Prior to MiFID II, research costs were often bundled into overall transaction fees paid by investors to managers. Since 3 January 2018, asset managers have been required to charge for research separately from execution services. This means that firms have had to decide between paying for the research themselves or recovering the cost from the client through a research payment account meeting specific criteria.
Concerns were raised from the industry that such a move would cut research coverage on smaller companies and make it uneconomical for brokers to focus on anything other than large, listed companies.
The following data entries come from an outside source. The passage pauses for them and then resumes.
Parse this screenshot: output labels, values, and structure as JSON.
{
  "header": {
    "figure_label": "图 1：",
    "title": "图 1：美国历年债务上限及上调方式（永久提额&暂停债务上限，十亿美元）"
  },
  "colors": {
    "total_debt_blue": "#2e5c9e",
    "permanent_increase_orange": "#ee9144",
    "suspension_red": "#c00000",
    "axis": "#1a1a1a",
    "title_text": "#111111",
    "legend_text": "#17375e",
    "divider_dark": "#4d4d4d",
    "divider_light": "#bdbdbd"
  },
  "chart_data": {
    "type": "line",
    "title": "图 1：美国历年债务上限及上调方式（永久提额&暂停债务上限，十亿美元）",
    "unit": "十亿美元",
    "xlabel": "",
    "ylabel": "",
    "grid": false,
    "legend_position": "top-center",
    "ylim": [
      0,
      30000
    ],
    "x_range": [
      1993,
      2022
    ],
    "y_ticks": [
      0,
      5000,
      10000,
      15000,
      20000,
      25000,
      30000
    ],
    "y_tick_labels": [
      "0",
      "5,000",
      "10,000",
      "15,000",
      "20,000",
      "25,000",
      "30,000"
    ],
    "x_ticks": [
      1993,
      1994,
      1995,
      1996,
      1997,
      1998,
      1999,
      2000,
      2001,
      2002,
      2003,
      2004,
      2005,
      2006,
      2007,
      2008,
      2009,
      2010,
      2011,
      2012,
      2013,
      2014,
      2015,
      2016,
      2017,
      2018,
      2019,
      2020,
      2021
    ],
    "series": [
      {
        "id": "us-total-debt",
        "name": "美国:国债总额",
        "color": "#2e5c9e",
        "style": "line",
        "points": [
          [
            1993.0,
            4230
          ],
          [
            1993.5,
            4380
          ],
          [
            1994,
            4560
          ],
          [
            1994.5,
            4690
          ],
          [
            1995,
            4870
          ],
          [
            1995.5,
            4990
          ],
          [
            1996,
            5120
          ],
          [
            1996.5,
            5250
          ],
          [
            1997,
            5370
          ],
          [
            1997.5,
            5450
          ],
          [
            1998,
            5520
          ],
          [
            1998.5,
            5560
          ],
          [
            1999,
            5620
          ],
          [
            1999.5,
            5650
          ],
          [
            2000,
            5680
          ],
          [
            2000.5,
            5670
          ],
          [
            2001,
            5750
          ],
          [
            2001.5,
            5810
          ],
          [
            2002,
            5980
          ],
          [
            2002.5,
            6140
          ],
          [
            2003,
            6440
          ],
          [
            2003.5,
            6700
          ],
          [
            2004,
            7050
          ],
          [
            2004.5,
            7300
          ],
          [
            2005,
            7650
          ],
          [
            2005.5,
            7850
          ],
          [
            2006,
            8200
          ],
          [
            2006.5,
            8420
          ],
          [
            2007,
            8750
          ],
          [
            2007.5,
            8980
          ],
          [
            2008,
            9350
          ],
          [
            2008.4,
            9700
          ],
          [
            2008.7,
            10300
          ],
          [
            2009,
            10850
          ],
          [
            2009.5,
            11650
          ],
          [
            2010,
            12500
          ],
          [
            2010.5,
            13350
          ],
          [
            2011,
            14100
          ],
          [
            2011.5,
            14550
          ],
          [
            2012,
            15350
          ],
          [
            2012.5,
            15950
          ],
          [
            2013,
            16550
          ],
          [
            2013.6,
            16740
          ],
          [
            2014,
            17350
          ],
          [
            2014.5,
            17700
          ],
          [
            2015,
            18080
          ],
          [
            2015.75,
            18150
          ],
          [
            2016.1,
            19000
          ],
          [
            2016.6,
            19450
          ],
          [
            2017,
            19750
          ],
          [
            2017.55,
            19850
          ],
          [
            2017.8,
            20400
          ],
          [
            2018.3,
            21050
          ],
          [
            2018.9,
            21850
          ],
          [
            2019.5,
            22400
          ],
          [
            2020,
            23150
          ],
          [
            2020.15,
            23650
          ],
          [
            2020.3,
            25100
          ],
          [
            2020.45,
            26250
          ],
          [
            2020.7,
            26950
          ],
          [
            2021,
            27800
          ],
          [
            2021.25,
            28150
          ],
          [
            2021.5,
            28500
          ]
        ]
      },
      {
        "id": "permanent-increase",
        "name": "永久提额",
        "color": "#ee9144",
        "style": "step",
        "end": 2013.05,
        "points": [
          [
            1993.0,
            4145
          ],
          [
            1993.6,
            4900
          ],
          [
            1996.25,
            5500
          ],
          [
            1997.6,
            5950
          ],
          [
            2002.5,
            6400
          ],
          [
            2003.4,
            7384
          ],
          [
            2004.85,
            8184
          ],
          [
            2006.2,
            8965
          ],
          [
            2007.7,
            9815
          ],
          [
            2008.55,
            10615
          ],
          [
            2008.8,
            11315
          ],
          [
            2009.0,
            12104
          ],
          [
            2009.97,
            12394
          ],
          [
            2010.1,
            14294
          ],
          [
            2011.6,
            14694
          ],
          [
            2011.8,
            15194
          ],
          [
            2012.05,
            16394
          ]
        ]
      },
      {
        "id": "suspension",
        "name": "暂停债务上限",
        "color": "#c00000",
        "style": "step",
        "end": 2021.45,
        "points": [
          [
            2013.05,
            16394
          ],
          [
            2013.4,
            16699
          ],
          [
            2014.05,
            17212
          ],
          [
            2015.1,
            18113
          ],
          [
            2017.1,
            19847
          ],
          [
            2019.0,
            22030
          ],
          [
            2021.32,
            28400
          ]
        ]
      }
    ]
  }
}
Approaching two years into MiFID II, a report released by the Financial Conduct Authority (FCA) earlier this month has found that most asset managers have chosen to pay for research from their own revenues. In a sample of firms, the FCA considers that this has saved investors in UK-managed equity portfolios around £70m in the first six months of 2018.
However, the review also found that research budgets have fallen by 20%–30%. According to the review, most asset managers responded that they are still getting the research they need in spite of this and that research coverage of small and medium enterprises listed in the UK has not seen a material reduction thus far. Nonetheless, it is difficult to see how such a large budget cut could fail to impact on the coverage and quality of research.
It remains to be seen what continued impact the changes will have in the asset management industry.
Since the introduction of the reforms, budgets set by firms to spend on research have fallen on average by 20%-30%.